You will then be able to access the server on the port 5000 (http) and 5001 (https). For example, https://localhost:5001/1/queries/count/2015.

  • GET /1/queries/count/<DATE_PREFIX>: returns a JSON object specifying the number of distinct queries that have been done during a specific time range
  • GET /1/queries/popular/<DATE_PREFIX>?size=<SIZE>: returns a JSON object listing the top popular queries that have been done during a specific time range

Examples

  • Distinct queries done in 2015: GET /1/queries/count/2015
  • Distinct queries done in Aug: GET /1/queries/count/2015-08
  • Distinct queries done on Aug 3rd: GET /1/queries/count/2015-08-03
  • Distinct queries done on Aug 1st between 00:04:00 and 00:04:59: GET /1/queries/count/2015-08-01 00:04
  • Top 3 popular queries done in 2015: GET /1/queries/popular/2015?size=3
  • Top 5 popular queries done on Aug 2nd: GET /1/queries/popular/2015-08-02?size=5

Tests

There is a battery of unit and integration tests included. To run them, do the following in the same folder as this README:

dotnet restore
dotnet test

How it works

Parsing

Parsing date prefixes (DatePrefixParser.cs)

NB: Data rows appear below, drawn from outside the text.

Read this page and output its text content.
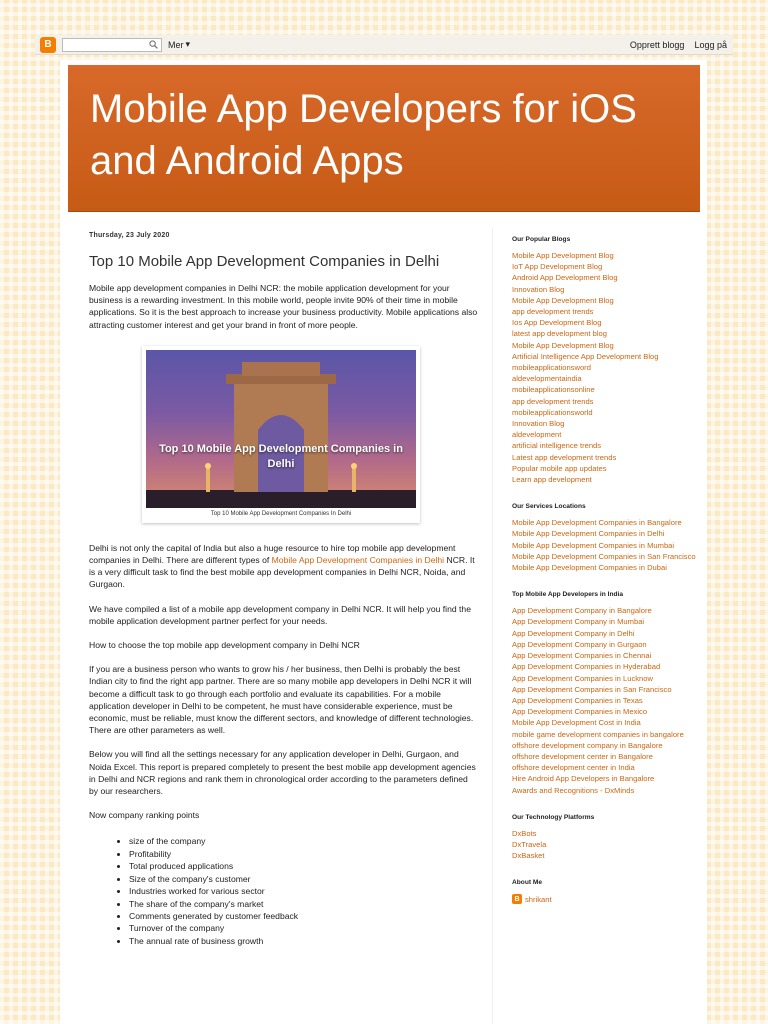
B	Mer ▾	Opprett blogg Logg på
Mobile App Developers for iOS and Android Apps
Thursday, 23 July 2020
Top 10 Mobile App Development Companies in Delhi

Mobile app development companies in Delhi NCR: the mobile application development for your business is a rewarding investment. In this mobile world, people invite 90% of their time in mobile applications. So it is the best approach to increase your business productivity. Mobile applications also attracting customer interest and get your brand in front of more people.

Top 10 Mobile App Development Companies in Delhi
Top 10 Mobile App Development Companies In Delhi

Delhi is not only the capital of India but also a huge resource to hire top mobile app development companies in Delhi. There are different types of Mobile App Development Companies in Delhi NCR. It is a very difficult task to find the best mobile app development companies in Delhi NCR, Noida, and Gurgaon.

We have compiled a list of a mobile app development company in Delhi NCR. It will help you find the mobile application development partner perfect for your needs.

How to choose the top mobile app development company in Delhi NCR

If you are a business person who wants to grow his / her business, then Delhi is probably the best Indian city to find the right app partner. There are so many mobile app developers in Delhi NCR it will become a difficult task to go through each portfolio and evaluate its capabilities. For a mobile application developer in Delhi to be competent, he must have considerable experience, must be economic, must be reliable, must know the different sectors, and knowledge of different technologies. There are other parameters as well.

Below you will find all the settings necessary for any application developer in Delhi, Gurgaon, and Noida Excel. This report is prepared completely to present the best mobile app development agencies in Delhi and NCR regions and rank them in chronological order according to the parameters defined by our researchers.

Now company ranking points

• size of the company
• Profitability
• Total produced applications
• Size of the company's customer
• Industries worked for various sector
• The share of the company's market
• Comments generated by customer feedback
• Turnover of the company
• The annual rate of business growth
Our Popular Blogs
Mobile App Development Blog
IoT App Development Blog
Android App Development Blog
Innovation Blog
Mobile App Development Blog
app development trends
Ios App Development Blog
latest app development blog
Mobile App Development Blog
Artificial Intelligence App Development Blog
mobileapplicationsword
aldevelopmentaindia
mobileapplicationsonline
app development trends
mobileapplicationsworld
Innovation Blog
aldevelopment
artificial intelligence trends
Latest app development trends
Popular mobile app updates
Learn app development
Our Services Locations
Mobile App Development Companies in Bangalore
Mobile App Development Companies in Delhi
Mobile App Development Companies in Mumbai
Mobile App Development Companies in San Francisco
Mobile App Development Companies in Dubai
Top Mobile App Developers in India
App Development Company in Bangalore
App Development Company in Mumbai
App Development Company in Delhi
App Development Company in Gurgaon
App Development Companies in Chennai
App Development Companies in Hyderabad
App Development Companies in Lucknow
App Development Companies in San Francisco
App Development Companies in Texas
App Development Companies in Mexico
Mobile App Development Cost in India
mobile game development companies in bangalore
offshore development company in Bangalore
offshore development center in Bangalore
offshore development center in India
Hire Android App Developers in Bangalore
Awards and Recognitions - DxMinds
Our Technology Platforms
DxBots
DxTravela
DxBasket
About Me
B shrikant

To read a date prefix, we first parse it into a DateTime by adding all the eventually missing data from a template.

Then, we need to know the unit of time to add in order to create our range of DateTimes. To do so, we check the length of the provided date prefix and add the unit of time corresponding to it.

Parsing logs (LogParser.cs)

The parsing reads the whole HN archive file provided (hn_logs.tsv) and parses its DateTimes and queries.

The various DateTimes are inserted in a SortedSet, which is a self-balancing tree provided by the .NET Framework. Since we're given no guarantees that the logs are provided in sorted order, this allows us to ensure that they are always sorted, with an insert complexity of O(logn).

We also insert the queries in a Dictionary from DateTime to the list of queries performed at this instant.

Querying (HnDataRepository.cs)

This structure constains the SortedSet and the Dictionary.

When we want to make any query on the data (whether distinct queries counting or most popular ones), we always use the GetQueriesBetween method. This method gets the queries between two DateTimes (in order to not include the second DateTimes, its value is reduced by the smallest unit possible, a Tick). To do so, it uses the SortedSet's built-in GetViewBetween method, which can find both ends in O(logn) time and return a view of the notes between them. Due to .NET Framework's requirement that the Count property always being O(1), it however also goes over all the K found elements to update it, which makes it O(K).

Distinct queries count

To count distinct queries, we just use a HashSet to have amortized O(1) insertion and retrieval. Then, we add all the queries we found in the time window one by one to the set and return its Count property.

Most popular queries

To return the most popular queries, we use a Dictionary to have amortized O(1) insertion and retrieval. Then, we go over all the queries and use the Dictionary to count the number of times we see each of them.

Finally, we sort the Dictionary's entries by value in descending order, which is O(nlogn) and we return the K most popular ones as requested.

Technical Choices

I chose to use .NET Core because I'm very familiar with C# and how to use it. This also allowed the project to be cross-platform, which was something that was important for me, as I currently code on Windows but wanted the code to be executable by anyone.

The use of ASP.Net Core was also for simplicity's sake, as it's very easy to create a REST API with it that serializes automatically objects to JSON and where the routing is easy to understand.